Some lineages gave up their wings and returned to the ground, living as differing sorts of predators, herbivores and even swimmers. Their aerial adaptations gave them an edge on the ground and they produced forms of stupendous size and agility. There were wonderful beings, but no sentience came out of the terrestrial sky-beasts. Instead, civilization flowered in the skies. One species, from a line of wading, stork-like predators, evolved a brain that was large enough to imagine and act upon the world. Their feet, already versatile to catch slippery, swamp-dwelling prey, got even more articulate and assumed the role of hands. As a compensation they lost some of their aerial streamlining, but what they could not do with their bodies, they were more than able to make up with their minds.
Their power of flight made the Pterosapiens a global folk, before they could invent nations and borders. With such an inherent ease of travel, ideas and individuals diffused too fast for social differences to ossify. Acting with a planetary awareness, they farmed their gigantic, terrestrial relatives, raised cities of perches and fluting towers, harnessed the atom and began to gaze up to the stars, without having to compensate (too much) from the average individual's welfare, and without dividing up into quarrelsome factions.
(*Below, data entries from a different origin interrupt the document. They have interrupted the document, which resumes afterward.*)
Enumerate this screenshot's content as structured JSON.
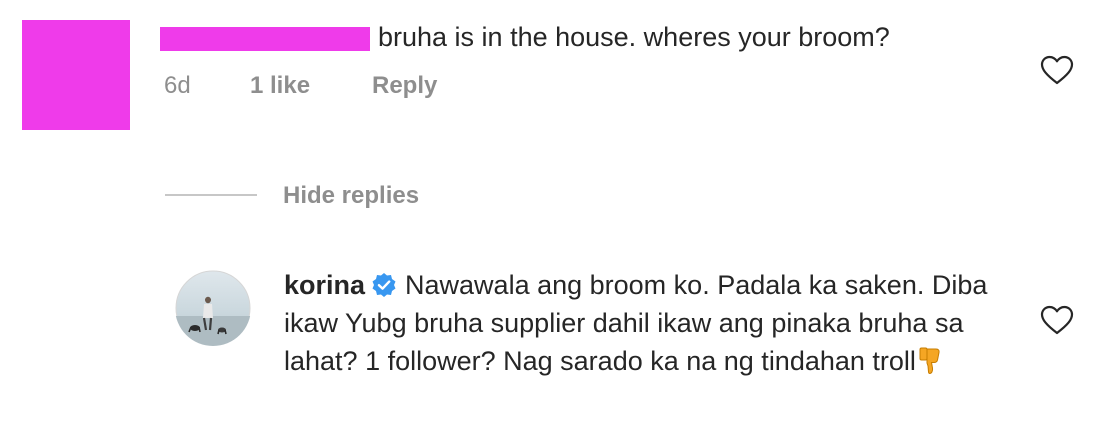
{
  "comment": {
    "text": "bruha is in the house. wheres your broom?",
    "age": "6d",
    "likes": "1 like",
    "reply_label": "Reply",
    "redaction_color": "#ef3bea"
  },
  "hide_replies_label": "Hide replies",
  "reply": {
    "username": "korina",
    "verified_icon": "verified-badge",
    "text": "Nawawala ang broom ko. Padala ka saken. Diba ikaw Yubg bruha supplier dahil ikaw ang pinaka bruha sa lahat? 1 follower? Nag sarado ka na ng tindahan troll",
    "emoji": "thumbs-down"
  },
  "colors": {
    "text": "#262626",
    "muted": "#8e8e8e",
    "verified": "#3897f0",
    "emoji": "#f5a623"
  }
}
As egalitarian as their life seemed, they paid a stunting, inevitable price. Their hearts, even in their boosted state, had trouble supporting their power of flight and grotesquely large brains at the same time. As a consequence, they had an ephemeral lifespan. A Pterosapien was sexually mature at two, middle-aged by sixteen and usually dead by twenty-three years of our time. This grim cycle caused them to appreciate every moment of their existence dearly, and they pondered upon it with feverish intensity. A shelf of scrolls by Pterosapien philosophers would've been the envy of every human library. In their cities, life blazed away with unreal speed, rushing past to meet fleeting deadlines.
As a species, the angelic flyers were victims of heart disease.